Comments on the Liturgy of the Hours

"Next to the Eucharist itself, it is the Liturgy of the Hours which provides the most efficacious means for achieving both the glorification of God and the sanctification of men."

Dominic F. Scotto, TOR
Lord, Teach Us How to Pray. pp. 7-8
Society of St. Paul / Alba House

Comments? Agree? Disagree?

If you agree, why do you think more people aren't praying the Divine Office?

[quote="tinalewis, post:1, topic:186188"]
"Next to the Eucharist itself, it is the Liturgy of the Hours which provides the most efficacious means for achieving both the glorification of God and the sanctification of men."

Dominic F. Scotto, TOR
Lord, Teach Us How to Pray. pp. 7-8
Society of St. Paul / Alba House

Comments? Agree? Disagree?

If you agree, why do you think more people aren't praying the Divine Office?

[/quote]

I know it's the most important prayer of the Church after the Mass but as a layman who has prayed the Liturgy of the Hours for a while now, I'm not sure if I'd agree that it's the most efficacious means for the average layman. Maybe he's correct but to be honest, I wonder if for the average person with limited time and means, the Rosary could actually be a more efficent means of prayer.

That said, I think* Shorter Christian Prayer *(the smaller 1-volume version of the LOTH) is a really excellent way of prayer and I wish a lot more people were encouraged to take it up without being made to feel they're doing LOTH-light. It's about the size of an average prayerbook and Morning and Evening Prayer take up only a little more time than the average set of morning and night prayers from a typical book of prayers. The 4 week cycle of psalms give it a variety you don't get from reciting the same prayers every morning or night. I think that for the average layperson it's enough, even if they only do one Hour each day, unless they feel called to pray more of the LOTH.

If you agree, why do you think more people aren't praying the Divine Office?/

I think there are lot's of reasons. It hasn't been prayed in the average parish for years, years, and years so the average person isn't exposed to it.The structure can be confusing. The books can sometimes be difficult to find. You can't memorize it like you can the responses at Mass and you can't cary it in your pocket like you can a Rosary. The full 4 volumes can be expensive for the average person and the books as we have them aren't really set up for use in a parish.
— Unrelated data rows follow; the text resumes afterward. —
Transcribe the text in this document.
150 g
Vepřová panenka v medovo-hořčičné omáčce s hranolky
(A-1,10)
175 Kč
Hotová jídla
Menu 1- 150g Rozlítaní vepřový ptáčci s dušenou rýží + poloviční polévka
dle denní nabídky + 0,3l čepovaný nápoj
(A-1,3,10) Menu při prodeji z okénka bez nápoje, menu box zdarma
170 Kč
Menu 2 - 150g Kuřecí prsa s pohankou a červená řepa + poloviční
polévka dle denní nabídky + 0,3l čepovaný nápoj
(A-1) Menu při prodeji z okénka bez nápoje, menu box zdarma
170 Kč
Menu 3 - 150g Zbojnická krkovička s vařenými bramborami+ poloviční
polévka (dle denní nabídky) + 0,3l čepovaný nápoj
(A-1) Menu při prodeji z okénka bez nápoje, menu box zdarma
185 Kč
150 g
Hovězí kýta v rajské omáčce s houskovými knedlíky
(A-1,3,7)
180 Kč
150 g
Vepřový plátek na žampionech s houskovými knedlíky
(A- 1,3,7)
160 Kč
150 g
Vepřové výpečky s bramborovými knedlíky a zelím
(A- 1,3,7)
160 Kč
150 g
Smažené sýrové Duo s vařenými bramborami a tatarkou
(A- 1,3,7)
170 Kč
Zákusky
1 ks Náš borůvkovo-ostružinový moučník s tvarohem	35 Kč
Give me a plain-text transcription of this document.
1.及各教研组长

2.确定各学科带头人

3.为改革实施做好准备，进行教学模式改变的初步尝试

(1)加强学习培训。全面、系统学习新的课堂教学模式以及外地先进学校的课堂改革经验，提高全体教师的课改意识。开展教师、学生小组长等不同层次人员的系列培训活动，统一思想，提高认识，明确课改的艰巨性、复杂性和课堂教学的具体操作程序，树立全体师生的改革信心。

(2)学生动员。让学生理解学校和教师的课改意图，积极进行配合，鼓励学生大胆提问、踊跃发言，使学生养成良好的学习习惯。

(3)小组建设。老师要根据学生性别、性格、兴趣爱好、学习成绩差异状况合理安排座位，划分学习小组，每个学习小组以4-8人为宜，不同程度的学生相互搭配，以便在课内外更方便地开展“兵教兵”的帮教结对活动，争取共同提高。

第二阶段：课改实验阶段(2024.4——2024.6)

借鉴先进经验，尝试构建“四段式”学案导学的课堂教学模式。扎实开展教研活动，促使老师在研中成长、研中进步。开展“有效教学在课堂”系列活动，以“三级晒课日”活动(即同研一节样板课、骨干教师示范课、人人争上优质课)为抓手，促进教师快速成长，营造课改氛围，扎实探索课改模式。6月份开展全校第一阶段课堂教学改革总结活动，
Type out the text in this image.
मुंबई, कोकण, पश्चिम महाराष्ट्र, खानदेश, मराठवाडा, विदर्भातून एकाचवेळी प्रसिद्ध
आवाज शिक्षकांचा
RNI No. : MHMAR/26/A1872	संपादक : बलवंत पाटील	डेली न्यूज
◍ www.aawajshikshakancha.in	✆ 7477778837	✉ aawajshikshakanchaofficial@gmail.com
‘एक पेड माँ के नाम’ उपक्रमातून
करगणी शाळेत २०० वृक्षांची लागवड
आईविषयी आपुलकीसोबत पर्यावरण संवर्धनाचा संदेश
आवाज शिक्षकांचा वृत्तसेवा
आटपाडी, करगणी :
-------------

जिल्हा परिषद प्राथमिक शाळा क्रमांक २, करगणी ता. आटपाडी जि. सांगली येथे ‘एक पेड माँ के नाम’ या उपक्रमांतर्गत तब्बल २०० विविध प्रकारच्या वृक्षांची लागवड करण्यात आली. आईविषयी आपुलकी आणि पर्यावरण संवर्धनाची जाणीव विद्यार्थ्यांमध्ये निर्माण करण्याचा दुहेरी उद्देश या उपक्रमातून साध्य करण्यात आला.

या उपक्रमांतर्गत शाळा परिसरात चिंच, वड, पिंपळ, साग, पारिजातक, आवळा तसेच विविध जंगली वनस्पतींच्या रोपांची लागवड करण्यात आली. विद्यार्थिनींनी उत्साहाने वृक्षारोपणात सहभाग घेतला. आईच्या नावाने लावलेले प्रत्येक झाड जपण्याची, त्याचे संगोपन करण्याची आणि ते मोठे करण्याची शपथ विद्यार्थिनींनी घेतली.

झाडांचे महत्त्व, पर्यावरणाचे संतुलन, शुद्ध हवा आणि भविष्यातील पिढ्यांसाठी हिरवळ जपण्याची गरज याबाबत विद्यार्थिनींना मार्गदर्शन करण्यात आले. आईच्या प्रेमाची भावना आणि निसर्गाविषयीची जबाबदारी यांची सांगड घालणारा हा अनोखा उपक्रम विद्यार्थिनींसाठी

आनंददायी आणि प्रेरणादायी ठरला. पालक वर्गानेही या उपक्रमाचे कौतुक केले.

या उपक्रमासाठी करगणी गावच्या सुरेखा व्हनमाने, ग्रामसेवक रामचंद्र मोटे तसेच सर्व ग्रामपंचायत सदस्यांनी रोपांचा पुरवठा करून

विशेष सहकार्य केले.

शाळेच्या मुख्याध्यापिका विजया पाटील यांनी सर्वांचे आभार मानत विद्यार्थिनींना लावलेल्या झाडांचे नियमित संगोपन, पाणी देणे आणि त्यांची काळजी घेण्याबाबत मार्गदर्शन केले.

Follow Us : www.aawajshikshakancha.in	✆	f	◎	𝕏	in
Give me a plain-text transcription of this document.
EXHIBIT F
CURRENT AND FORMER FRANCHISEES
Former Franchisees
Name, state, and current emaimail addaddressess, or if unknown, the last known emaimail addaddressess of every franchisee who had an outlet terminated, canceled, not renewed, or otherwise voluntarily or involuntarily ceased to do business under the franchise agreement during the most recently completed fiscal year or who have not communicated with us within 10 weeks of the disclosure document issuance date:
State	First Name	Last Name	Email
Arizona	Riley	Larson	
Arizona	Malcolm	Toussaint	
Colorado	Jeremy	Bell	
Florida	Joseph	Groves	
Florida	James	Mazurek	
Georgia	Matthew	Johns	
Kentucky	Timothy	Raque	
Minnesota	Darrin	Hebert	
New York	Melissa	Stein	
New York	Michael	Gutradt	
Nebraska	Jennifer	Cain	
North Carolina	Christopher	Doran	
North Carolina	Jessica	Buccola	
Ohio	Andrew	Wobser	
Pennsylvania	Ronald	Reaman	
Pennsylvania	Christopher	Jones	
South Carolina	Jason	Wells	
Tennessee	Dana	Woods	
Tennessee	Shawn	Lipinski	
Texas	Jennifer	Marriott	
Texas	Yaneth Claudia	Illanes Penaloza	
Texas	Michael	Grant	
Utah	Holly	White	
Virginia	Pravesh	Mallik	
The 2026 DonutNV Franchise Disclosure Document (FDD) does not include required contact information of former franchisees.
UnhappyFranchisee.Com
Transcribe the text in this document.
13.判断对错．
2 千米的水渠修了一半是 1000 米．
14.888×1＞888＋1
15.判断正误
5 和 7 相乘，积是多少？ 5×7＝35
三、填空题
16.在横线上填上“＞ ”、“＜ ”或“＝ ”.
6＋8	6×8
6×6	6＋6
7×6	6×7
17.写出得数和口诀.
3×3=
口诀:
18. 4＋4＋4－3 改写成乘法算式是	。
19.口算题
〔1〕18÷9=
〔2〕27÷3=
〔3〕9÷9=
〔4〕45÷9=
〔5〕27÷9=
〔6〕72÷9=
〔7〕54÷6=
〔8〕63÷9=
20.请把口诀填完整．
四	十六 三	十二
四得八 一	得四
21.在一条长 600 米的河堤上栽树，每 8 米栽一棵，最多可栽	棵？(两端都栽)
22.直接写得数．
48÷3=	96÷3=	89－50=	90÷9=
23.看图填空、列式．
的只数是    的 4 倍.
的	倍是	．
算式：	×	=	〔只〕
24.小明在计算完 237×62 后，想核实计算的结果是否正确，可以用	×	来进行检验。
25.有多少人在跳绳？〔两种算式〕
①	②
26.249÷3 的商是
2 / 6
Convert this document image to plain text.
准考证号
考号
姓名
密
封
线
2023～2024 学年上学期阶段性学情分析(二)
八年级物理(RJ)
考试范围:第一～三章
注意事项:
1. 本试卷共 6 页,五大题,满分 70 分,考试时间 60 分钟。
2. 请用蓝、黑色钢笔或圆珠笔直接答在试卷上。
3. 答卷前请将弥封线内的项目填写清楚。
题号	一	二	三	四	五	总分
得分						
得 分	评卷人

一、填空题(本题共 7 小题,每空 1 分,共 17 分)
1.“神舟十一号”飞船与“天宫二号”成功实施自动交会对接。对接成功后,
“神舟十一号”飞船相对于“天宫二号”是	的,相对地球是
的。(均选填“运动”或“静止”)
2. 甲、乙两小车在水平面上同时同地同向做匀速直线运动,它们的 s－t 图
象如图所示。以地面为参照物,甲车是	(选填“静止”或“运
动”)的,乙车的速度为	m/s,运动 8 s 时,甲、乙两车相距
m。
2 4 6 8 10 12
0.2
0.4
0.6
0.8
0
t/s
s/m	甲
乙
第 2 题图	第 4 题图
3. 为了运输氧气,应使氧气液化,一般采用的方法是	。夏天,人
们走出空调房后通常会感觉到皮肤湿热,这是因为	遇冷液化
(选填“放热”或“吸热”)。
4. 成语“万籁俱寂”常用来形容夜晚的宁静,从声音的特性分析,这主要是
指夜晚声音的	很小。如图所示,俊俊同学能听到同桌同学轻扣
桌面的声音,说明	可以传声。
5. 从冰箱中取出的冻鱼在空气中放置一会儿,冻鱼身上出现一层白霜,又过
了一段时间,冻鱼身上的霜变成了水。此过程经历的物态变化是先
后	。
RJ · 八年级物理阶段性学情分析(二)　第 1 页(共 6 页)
The Rosary started as a layman's substitute for the Divine Office. In fact, it was often called "the poor man's breviary."

In the original form, there were 150 Aves, corresponding to the 150 Psalms.

I remember reading somewhere that in Carthusian monasteries when the monks would gather to pray the Divine Office the lay brothers (who might be illiterate) would pray the rosary.

[quote="Tepeyac, post:2, topic:186188"]
. . .
That said, I think* Shorter Christian Prayer *(the smaller 1-volume version of the LOTH) is a really excellent way of prayer and I wish a lot more people were encouraged to take it up without being made to feel they're doing LOTH-light. It's about the size of an average prayerbook and Morning and Evening Prayer take up only a little more time than the average set of morning and night prayers from a typical book of prayers. The 4 week cycle of psalms give it a variety you don't get from reciting the same prayers every morning or night. I think that for the average layperson it's enough, even if they only do one Hour each day, unless they feel called to pray more of the LOTH.

. .. .

[/quote]

I agree. I used it for several years. Finally went to Christian Prayer to get all the Lent and Advent days. However, often take the Shorter Christian Prayer when traveling.

I think I’d agree. There’s nothing potentially untrue about that statement. I also second what some of the other posters have said: if you’re for any reason overwhelmed by the LOTH (timewise, or you can’t get the books, or can’t understand it, etc.) then *definitely *pick up Shorter Christian Prayer.

[quote="tinalewis, post:1, topic:186188"]
"Next to the Eucharist itself, it is the Liturgy of the Hours which provides the most efficacious means for achieving both the glorification of God and the sanctification of men."

Dominic F. Scotto, TOR
Lord, Teach Us How to Pray. pp. 7-8
Society of St. Paul / Alba House

Comments? Agree? Disagree?

[/quote]

I think the only disagreement I might suggest would be to substitute the Sacraments *(which are not always celebrated in the context of the Eucharist) for *the Eucharist itself. :twocents:

On the other hand, the LOTH can certainly be more frequently accessed than most of the Sacraments. :shrug:

[quote="tinalewis, post:1, topic:186188"]
If you agree, why do you think more people aren't praying the Divine Office?

[/quote]

:twocents: In company with so many treasures of the Church -- Poor catechesis. How many of your average Catholics in the pew have ever heard of the LOTH, let alone know that it is not something reserved to clergy and religious? :shrug:

tee

I will testify to this. I have had to raise my hand on a few occasions during RCIA classes on prayer and liturgy to remind the teacher and the class that the LOTH is not something that only the clergy do.